Na segunda, o problema quase insuperável era a falta de prestígio das entidades empresariais – tanto ou mais que a dos políticos profissionais. Em geral, eram despreparadas e não tinham representatividade. Os dirigentes das federações eram – e ainda são – eleitos por alguns poucos indivíduos, tão pelegos como eles, e que se perpetuam à frente dos sindicatos. O presidente da Federação das Indústrias de Minas Gerais, Fábio de Araújo Motta, permaneceu por 23 anos no cargo, reeleito por três dezenas de presidentes de sindicatos ligados à entidade.
Na terceira opção, o maior empecilho era a dificuldade de acesso do veículo de comunicação aos gabinetes dos que realmente decidiam. Os jornais mineiros, por suas conhecidas deficiências, nunca conseguiram ultrapassar de fato as divisas do Estado. Nos gabinetes ministeriais, só eram lidos pelos mineiros que eventualmente ocupassem cargos importantes no governo – o que não era muito comum. Em geral, eram lidos os grandes jornais do Rio e São Paulo, considerados nacionais, pois tinham sucursais ou correspondentes em todos os estados.
‘A turma do pão de queijo’
Por sua vez, esses jornais eram bastante seletivos no noticiário. Não era fácil transmitir recados por meio de entrevistas a repórteres ou artigos assinados. Por isso, os empresários recorriam aos anúncios. As sucursais mineiras faturavam muito. A do Jornal do Brasil estava no auge quando fui admitido como estagiário, em julho de 1972.
No começo da década de 1980, iniciou-se o declínio, com a crise financeira do país, que provocou enorme quebradeira de empresas e atingiu duramente os jornais. JB, Folha e Estadão pensaram, por um momento, em se associar para criar uma grande agência de notícias, vinculada também aos mais importantes jornais de cada estado.
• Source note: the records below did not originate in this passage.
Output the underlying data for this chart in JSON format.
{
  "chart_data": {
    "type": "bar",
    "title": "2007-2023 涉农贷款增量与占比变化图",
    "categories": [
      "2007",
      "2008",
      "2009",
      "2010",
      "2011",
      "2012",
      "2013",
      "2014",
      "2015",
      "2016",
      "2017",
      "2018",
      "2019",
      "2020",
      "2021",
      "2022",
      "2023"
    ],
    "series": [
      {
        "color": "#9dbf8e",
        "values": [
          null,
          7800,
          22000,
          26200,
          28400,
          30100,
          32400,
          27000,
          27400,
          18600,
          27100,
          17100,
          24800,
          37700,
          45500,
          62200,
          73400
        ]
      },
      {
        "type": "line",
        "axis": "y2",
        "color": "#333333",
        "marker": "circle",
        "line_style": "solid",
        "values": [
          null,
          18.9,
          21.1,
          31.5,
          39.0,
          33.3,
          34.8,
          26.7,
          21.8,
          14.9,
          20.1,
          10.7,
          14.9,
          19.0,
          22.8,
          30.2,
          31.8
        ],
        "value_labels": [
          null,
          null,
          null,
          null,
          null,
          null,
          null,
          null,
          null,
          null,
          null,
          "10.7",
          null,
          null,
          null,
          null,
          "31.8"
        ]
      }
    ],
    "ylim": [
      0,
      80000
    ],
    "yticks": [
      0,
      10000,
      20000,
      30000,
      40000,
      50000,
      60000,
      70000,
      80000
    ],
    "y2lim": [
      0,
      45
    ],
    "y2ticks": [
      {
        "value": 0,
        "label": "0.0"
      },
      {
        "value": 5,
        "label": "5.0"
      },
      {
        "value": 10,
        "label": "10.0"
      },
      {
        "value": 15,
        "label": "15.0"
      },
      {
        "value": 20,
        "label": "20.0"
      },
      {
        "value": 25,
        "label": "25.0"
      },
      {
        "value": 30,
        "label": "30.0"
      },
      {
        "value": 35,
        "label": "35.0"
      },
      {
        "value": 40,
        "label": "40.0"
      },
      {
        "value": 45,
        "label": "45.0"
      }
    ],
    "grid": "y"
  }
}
Isso significaria o desmonte das sucursais. Esse projeto fracassou por causa da ainda grande competição entre os jornais. Além disso, havia uma possibilidade de mudança, a partir das eleições de 1982.
Com a eleição de Tancredo Neves, as atenções voltaram-se para Minas, o que segurou os empregos nas sucursais, apesar da queda no faturamento. A situação se agravou quando José Sarney substituiu Tancredo na Presidência da República. Com Sarney, os políticos voltaram a ocupar espaços tradicionais de articulação entre empresa e governo.
A pá de cal, no entanto, veio com Itamar Franco, em 1992. Desde Juscelino Kubitschek, era o primeiro presidente brasileiro a ler jornais mineiros. Em boa parte, seus ministros – aqueles chamados pejorativamente no Rio e São Paulo de ‘a turma do pão de queijo’ – tinham também as mesmas fontes preferenciais de informação. Pelo menos nesse aspecto de contato com o poder, os grandes jornais perderam a importância.
O êxodo dos talentos
Ao mesmo tempo, o mercado publicitário mineiro atravessava uma das piores crises. Dados da Nielsen Serviços de Media, divulgados pelo Sindicato das Agências de Publicidade de Minas Gerais, revelavam que os investimentos publicitários no Estado somaram US$ 239 milhões em 1993, o equivalente a apenas 6% do total brasileiro. São Paulo concentrava 52% desses investimentos (US$ 2,126 bilhões) e o Rio de Janeiro, 21% (US$ 876 milhões). Minas estava em terceiro lugar (em 2003, caiu para o sétimo). A situação foi se agravando com o passar do tempo, apesar de o governo de Minas, na tentativa de se mostrar ao resto do país, ter aumentado em muito a sua verba publicitária.
Diante dessa realidade e forçados a reduzir custos, os jornalões – também donos das agências de notícias – preferem disputar o mercado onde estão 90% das verbas publicitárias e abandonam Minas ao próprio destino. Esses números mostram também a faceta tacanha dos empresários mineiros, que ainda preferem trabalhar em silêncio, na base do cochicho ao pé do ouvido dos poderosos e dos conchavos, a partirem para o embate no mercado, anunciando produtos e serviços. Com cerca de 10% da população e mais de 12% do PIB brasileiro, os investimentos em publicidade estão em torno de 6% – concentrados principalmente nos órgãos públicos e empresas de economia mista –, o que é um bom demonstrativo dessa característica mineira acanhada.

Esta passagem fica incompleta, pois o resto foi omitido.